My friend Dennis Daily, a gifted radio broadcaster currently unemployed in California, did public service announcements for the U.S. Department of Agriculture in a past radio halflife, and a bunch of veterinary guys invited him to come to their golf tournament and do play-by-play.
With a video camera, a microphone on a really long cord, and help from some other broadcasters including me, Dennis did what amounted to a parody of golf coverage. "Swing and a miss," he would say, as someone practiced a shot. "I don't know what his handicap is, I think it's palsy."
And once, "He has an excellent lie. He tells it as often as possible." I think that may have been the player who asked Dennis if he would like an iron necktie.
A lie, of course, refers to how the ball lies in position to its intended destination, from the phrase "play the ball as it lies." I thought Friday morning, watching the lengthy Tiger Woods apologia, that he had a difficult lie for the shot he was attempting: from a position in the rough, as a confessed serial adulterer, he was attempting to rewrite the rules of the celebrity journalism game.
While everyone else has focused on whether they thought the statement was sufficient to quiet down the scandal, whether it was authentic, whether anything important was left out, whether questions should have been taken... in brief, evaluating the apology almost as if it were a sports performance... what struck me was the attempt to redefine what the media should or should not do in covering the world's best golfer.
I thought the statement was heartfelt, it was far more detailed than I expected it to be, and the respect he showed his wife, while nothing less than she deserved, was welcome. Woods also made a reasonable point in suggesting that it was wrong for cameras to descend on a child's school, though such behavior was so predictable that Woods' extensive list of people to apologize to, which included family, fans, everyone connected with his nonprofit, and even his business associates, might have been extended to include the other families with kids at that school.
Woods also said he felt any questions about the details of his transgressions were between him and his wife, so he would not address them in public.
That's when I realized Woods is attempting a difficult drive: to change the rules of the paparazzo game.
This celebrity brought low by his own dumb behavior, who enjoys more affection and respect from the public than most self-absorbed philanderers do, might actually be able to set a new standard for media mob behavior if he can persuade everyone that children are to be off-limits again.
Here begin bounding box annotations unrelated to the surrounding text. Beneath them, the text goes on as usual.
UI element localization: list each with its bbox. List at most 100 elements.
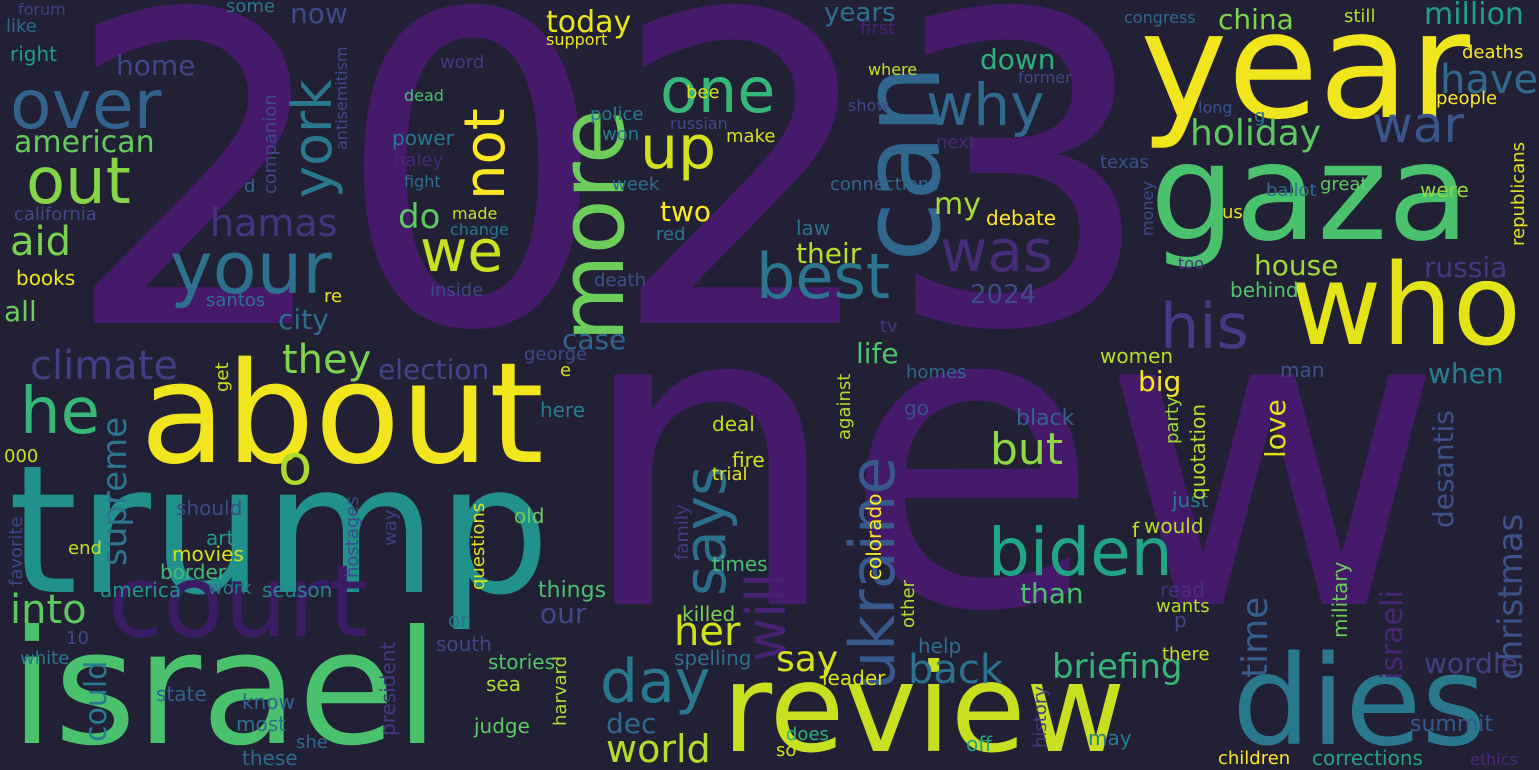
word-day: day [600,647,711,717]
word-american: american [14,125,155,160]
word-so: so [776,740,797,761]
word-these: these [242,746,298,770]
word-white: white [20,648,70,669]
word-review: review [722,638,1126,770]
word-too: too [1178,254,1204,273]
word-world: world [606,727,711,770]
word-e: e [560,360,572,381]
word-stories: stories [488,650,556,674]
word-bee: bee [686,82,720,103]
word-antisemitism: antisemitism [332,46,351,150]
word-history: history [1030,686,1051,748]
word-against: against [834,373,855,440]
word-red: red [656,224,686,245]
word-other: other [898,580,919,628]
word-now: now [290,0,348,30]
word-leader: leader [822,666,886,690]
word-war: war [1372,96,1465,154]
word-america: america [100,578,182,602]
word-wants: wants [1156,596,1210,617]
word-today: today [546,5,632,40]
word-still: still [1344,6,1376,27]
word-right: right [10,42,57,66]
word-favorite: favorite [6,516,27,586]
word-out: out [26,145,131,219]
word-texas: texas [1100,152,1149,173]
word-we: we [420,217,504,285]
word-way: way [380,509,401,546]
word-just: just [1172,488,1209,512]
word-re: re [324,286,343,307]
word-d: d [244,176,256,197]
word-fire: fire [732,448,765,472]
word-she: she [296,732,328,753]
word-who: who [1290,241,1522,371]
word-family: family [672,504,693,560]
word-holiday: holiday [1190,113,1322,154]
word-first: first [860,18,896,39]
word-word: word [440,52,485,73]
word-home: home [116,49,196,82]
word-help: help [918,634,962,658]
word-should: should [176,496,243,520]
word-up: up [640,113,717,183]
word-know: know [242,690,295,714]
word-debate: debate [986,206,1057,230]
word-south: south [436,632,492,656]
word-santos: santos [206,290,266,311]
word-biden: biden [988,514,1173,591]
word-children: children [1218,748,1291,769]
word-or: or [448,608,469,632]
word-haley: haley [394,150,444,171]
word-court: court [108,543,368,660]
word-season: season [262,578,333,602]
word-things: things [538,578,607,603]
word-won: won [602,124,640,145]
word-state: state [156,682,207,706]
word-wordle: wordle [1424,647,1518,680]
word-republicans: republicans [1508,141,1529,246]
word-make: make [726,126,776,147]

Woods made the case reasonably because, in making the point that his family was innocent, he did not stint on self-criticism. He did not use weasel words, he did not describe his sins in such a way as to limit their scope, and indeed he conveyed a sense of self-loathing that suggested the possibility of actual redemption.
It would be a good thing if he pulls this off and the most aggressive freelance photographers no longer feel comfortable shooting loved ones of celebrities in circumstances that create danger or breach reasonable privacy.
The bit about not answering questions except to his wife is, however, a bit of a stretch. This man, like all of the world's greatest celebrities, has courted free publicity, hiring people to seek it and manage it, always on the grounds that what he says and does is newsworthy. It is not reasonable to expect that, just because it no longer suits his purpose, the same people will not consider his misbehavior to be equally newsworthy.
Even mainstream media have questions, if only to sort out claims made by others who say they were involved in Woods' life. He is under no legal compulsion to answer such questions but it is entirely fitting that the questions be asked. If that bothers him, then he shouldn't have had the affairs to begin with. Apologizing and changing behavior going forward cannot erase the past.
That said, I'll close by saying it was interesting and even to some extent heartwarming to see how much Woods wanted to say about classy behavior of his wife. She wasn't present for his mea culpa. It would please me to learn that he could not bring himself to ask her to be there. That would be a sign of contrition indeed.